My prayer is not for more sleep, although I would welcome that gift from you with abundant gratitude. My prayer is not for more energy, although I know that with a little boost, I could better serve others. My prayer is to remain open to your will, remain open to your call, in spite of the physical state of my body. Help me keep my weary eyes focused upward, rather than nodding off on this earth.
Much like you rebuked your disciples in the garden, help me to remember:
Watch and pray so that you will not fall into temptation. The spirit is willing, but the body is weak. -Matthew 26:41 NIV
My body is weak, but my spirit is willing. Help me not fall into the temptation of slothfulness and diversion, and remind me of my big-term goals, not short-term satisfaction.

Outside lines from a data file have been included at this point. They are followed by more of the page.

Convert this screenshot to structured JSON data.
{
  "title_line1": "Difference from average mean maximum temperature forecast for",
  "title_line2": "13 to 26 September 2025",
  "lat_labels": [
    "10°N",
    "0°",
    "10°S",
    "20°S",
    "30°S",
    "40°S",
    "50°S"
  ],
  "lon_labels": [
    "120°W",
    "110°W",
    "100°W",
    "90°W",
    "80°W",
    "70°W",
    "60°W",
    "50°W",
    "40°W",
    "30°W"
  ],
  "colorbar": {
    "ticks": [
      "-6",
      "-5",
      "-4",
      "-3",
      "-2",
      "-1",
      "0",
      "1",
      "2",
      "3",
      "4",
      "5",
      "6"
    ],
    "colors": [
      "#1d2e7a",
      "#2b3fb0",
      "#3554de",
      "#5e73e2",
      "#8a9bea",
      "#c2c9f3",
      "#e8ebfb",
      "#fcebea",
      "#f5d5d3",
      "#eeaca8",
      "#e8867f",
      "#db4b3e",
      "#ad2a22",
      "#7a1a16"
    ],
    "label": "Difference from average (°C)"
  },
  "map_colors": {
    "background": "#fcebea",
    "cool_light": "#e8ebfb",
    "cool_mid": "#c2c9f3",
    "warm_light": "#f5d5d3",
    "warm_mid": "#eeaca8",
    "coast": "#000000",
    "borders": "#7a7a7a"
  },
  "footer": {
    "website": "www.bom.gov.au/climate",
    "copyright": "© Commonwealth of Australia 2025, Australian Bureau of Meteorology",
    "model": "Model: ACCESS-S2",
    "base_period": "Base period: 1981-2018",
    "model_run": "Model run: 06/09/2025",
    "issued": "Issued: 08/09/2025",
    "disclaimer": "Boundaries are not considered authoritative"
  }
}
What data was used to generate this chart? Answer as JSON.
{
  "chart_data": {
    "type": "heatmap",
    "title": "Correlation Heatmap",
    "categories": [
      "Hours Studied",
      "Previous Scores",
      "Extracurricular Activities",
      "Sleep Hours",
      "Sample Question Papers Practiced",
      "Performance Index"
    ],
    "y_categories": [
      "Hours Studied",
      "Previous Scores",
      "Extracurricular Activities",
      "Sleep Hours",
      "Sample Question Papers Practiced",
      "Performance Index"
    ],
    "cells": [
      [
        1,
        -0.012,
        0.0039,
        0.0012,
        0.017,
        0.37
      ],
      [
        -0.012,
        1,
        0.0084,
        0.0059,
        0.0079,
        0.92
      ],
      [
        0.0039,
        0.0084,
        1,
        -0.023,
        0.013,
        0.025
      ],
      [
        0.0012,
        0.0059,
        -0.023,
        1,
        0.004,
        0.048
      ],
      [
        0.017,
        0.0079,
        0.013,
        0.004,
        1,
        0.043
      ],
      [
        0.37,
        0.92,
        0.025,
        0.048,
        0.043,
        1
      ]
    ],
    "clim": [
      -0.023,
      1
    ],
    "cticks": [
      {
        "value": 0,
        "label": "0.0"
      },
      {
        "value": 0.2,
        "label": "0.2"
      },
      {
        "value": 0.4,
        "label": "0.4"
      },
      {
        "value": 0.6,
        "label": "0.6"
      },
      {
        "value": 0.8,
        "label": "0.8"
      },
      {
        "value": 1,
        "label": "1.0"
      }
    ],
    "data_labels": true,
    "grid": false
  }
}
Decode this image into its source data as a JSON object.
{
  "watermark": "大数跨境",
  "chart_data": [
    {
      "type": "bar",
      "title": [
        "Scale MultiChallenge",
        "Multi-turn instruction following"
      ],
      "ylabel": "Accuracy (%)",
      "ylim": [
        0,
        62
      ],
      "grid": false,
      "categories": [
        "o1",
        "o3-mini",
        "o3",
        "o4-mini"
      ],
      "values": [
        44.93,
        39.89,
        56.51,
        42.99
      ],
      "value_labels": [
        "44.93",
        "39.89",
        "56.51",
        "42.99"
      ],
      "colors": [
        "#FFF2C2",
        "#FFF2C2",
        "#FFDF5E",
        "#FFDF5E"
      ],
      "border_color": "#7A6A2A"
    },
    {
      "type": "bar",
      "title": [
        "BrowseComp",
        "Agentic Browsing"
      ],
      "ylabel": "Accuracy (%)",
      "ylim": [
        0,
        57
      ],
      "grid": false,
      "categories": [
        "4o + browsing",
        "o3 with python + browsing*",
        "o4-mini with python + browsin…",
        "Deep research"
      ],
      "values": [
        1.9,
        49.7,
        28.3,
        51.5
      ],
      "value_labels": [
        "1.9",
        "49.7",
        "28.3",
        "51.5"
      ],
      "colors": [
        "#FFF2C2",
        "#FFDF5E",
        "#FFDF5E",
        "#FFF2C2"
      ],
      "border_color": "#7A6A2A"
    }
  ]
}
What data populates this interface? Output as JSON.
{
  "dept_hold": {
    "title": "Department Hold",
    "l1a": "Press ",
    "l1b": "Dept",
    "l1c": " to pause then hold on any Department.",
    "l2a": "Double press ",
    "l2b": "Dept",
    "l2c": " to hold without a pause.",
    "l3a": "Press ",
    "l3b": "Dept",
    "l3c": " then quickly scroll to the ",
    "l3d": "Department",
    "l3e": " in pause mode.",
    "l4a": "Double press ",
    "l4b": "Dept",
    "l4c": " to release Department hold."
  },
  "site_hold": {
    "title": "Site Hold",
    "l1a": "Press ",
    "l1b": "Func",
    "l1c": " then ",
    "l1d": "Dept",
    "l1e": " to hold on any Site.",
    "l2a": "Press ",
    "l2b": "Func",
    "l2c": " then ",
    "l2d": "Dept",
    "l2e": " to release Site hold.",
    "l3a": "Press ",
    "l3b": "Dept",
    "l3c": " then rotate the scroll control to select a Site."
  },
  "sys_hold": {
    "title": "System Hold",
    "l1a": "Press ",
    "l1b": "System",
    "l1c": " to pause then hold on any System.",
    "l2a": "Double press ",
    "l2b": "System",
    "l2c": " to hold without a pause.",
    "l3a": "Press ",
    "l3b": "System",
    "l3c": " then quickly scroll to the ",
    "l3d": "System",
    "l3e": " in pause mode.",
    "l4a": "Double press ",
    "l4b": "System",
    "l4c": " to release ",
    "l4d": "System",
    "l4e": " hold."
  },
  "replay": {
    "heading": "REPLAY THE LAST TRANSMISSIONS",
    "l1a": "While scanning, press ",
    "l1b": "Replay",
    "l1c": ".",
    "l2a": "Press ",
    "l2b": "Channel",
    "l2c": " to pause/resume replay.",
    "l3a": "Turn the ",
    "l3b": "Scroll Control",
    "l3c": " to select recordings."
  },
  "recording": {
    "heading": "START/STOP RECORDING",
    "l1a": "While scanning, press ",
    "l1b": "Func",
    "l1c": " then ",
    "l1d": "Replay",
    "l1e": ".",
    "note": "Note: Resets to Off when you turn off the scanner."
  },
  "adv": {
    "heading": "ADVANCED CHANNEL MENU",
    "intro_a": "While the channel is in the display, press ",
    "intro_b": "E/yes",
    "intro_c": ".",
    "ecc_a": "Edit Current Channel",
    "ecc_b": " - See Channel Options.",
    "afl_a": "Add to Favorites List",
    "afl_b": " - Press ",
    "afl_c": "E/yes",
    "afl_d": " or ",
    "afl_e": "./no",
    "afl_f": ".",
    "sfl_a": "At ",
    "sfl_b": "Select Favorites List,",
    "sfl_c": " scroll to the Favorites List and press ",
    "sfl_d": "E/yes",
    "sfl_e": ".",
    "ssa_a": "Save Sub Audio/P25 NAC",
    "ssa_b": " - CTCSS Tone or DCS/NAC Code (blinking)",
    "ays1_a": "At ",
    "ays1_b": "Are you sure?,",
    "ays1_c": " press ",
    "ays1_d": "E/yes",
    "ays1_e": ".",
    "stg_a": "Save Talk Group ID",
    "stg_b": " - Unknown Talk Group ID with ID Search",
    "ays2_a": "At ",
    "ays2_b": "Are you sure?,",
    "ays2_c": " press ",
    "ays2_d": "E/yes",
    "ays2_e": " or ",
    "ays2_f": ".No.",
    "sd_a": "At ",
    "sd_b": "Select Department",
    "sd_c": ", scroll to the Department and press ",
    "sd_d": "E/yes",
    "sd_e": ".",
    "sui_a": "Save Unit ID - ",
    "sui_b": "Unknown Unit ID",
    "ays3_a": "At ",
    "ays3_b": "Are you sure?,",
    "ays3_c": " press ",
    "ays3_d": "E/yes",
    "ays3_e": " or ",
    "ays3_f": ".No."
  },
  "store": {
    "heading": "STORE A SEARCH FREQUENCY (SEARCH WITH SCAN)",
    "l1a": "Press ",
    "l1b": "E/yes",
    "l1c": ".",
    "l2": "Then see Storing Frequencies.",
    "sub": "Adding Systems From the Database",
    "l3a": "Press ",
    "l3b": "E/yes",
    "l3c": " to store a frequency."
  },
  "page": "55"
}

On my own, this is not possible. But with you, there’s hope:
Jesus looked at them and said, “With man this is impossible, but not with God; all things are possible with God.” -Mark 10:27 NIV
Be my hands when tiredness fumbles and falters. Be my eyes when sleepiness weighs heavily. Be my mouth when exasperation speaks instead of love. I have been driven to my knees by exhaustion, and here I find you. Hold me in your arms and help me find rest. Not of this world, but of yours. Restore my spirit with energy anew. Make me whole again as a mother and disciple.
Amen.
Truly beautiful! I have wondered how I got through 1993-2003 when my kids were small and I had very little sleep. After reading your prayer, I realize all those prayers I mumbled and the grace of God are the reason. It will get better; different and better!
This is beautiful, Cat. I don’t suffer from lack of sleep, but the reminder to have a willing spirit speaks to me. Thanks!
The boy still wakes at least once a night. Writing, I’m often not in bed until close to 1, then up when he wakes for whatever reason: water, bathroom, bad dream, why isn’t the sun up yet because I’m awake, Mommy! Then I’m up for work by 6 (I technically need to leave by 6 but, well, no.) Restore my spirit with energy anew. I needed that today.